As has been stated on numerous occasions, this Government is committed to the reform of the TV licence. A long-term funding is model is needed, to deliver effective reform and ensure that a secure, sustainable funding model is put in place for our public service media.

The Future of Media Commission was established to, amongst other things, consider sustainable public funding model and noted three main funding models, a TV Licence, a universal charge, or direct Exchequer funding.  While the Commission recommended a direct Exchequer funding model, Government established a Technical Working Group in order to examine other potential options for the reform and enhancement of the existing system.

I understand that the Working Group submitted their report to my colleague, the Minister for Tourism, Culture, Arts, Gaeltacht, Sport and Media last year, and while initial discussions on the matter had commenced, the events over the summer regarding RTÉ meant that a final decision had to be paused. As Minister Martin has stated, while discussions on the matter are continuing, a final decision on this matter will not be taken until the independent reviews into RTÉ, carried out by the Expert Advisory Committees that Government appointed, are complete and have received consideration. I am advised that these reports are expected at the end of February.

It would not be appropriate for me to pre-empt consideration of the matter by Government.

Regarding a tax on digital and social media companies, the Deputy will be aware that the European Commission previously made a legislative proposal for a digital services tax based on a €750 million global revenue threshold and an EU-wide €50 million revenue from in-scope services threshold. This proposal, together with other digital taxes proposed or implemented around the globe, were received negatively. Subsequently, negotiations by the OECD and the G20 on reforms to the international system of taxation led to the OECD Two-Pillar Solution to Address the Tax Challenges Arising from the Digitalisation of the Economy in October 2021.

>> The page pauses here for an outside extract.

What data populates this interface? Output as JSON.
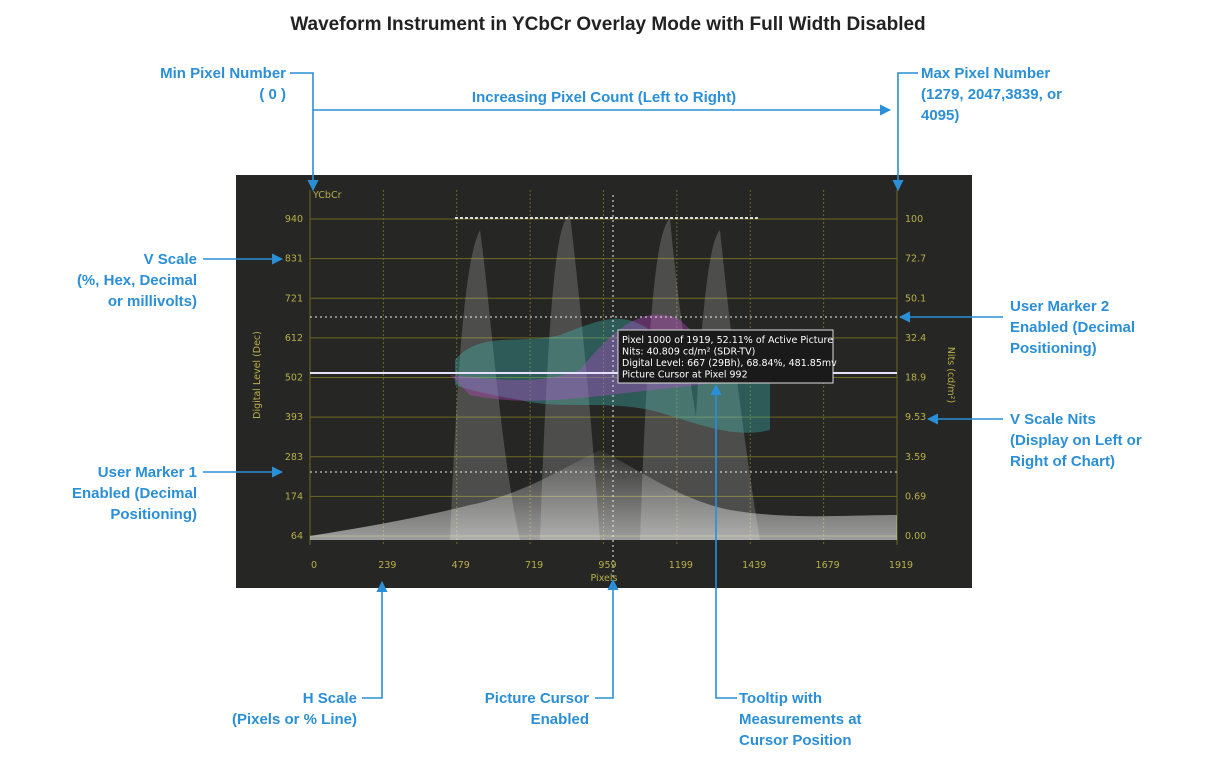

It must be noted that Pillar One of the OECD Agreement provides for the standstill and removal of unilateral measures such as digital services taxes. I firmly believe that Pillar One of the agreement will be successfully implemented, as was the case with Pillar Two, in a manner faithful to the agreement.

It is important that any proposal for additional taxation avoids raising trade tensions and does not undermine the ongoing development and implementation of the OECD agreement. Implementation of the agreement will bring much needed stability to the international tax framework after the turbulence and uncertainty of the last couple of years. Throughout this process, I have remained convinced that a global approach under Pillar One of the OECD agreement is preferable to unilateral measures like a Digital Services Tax.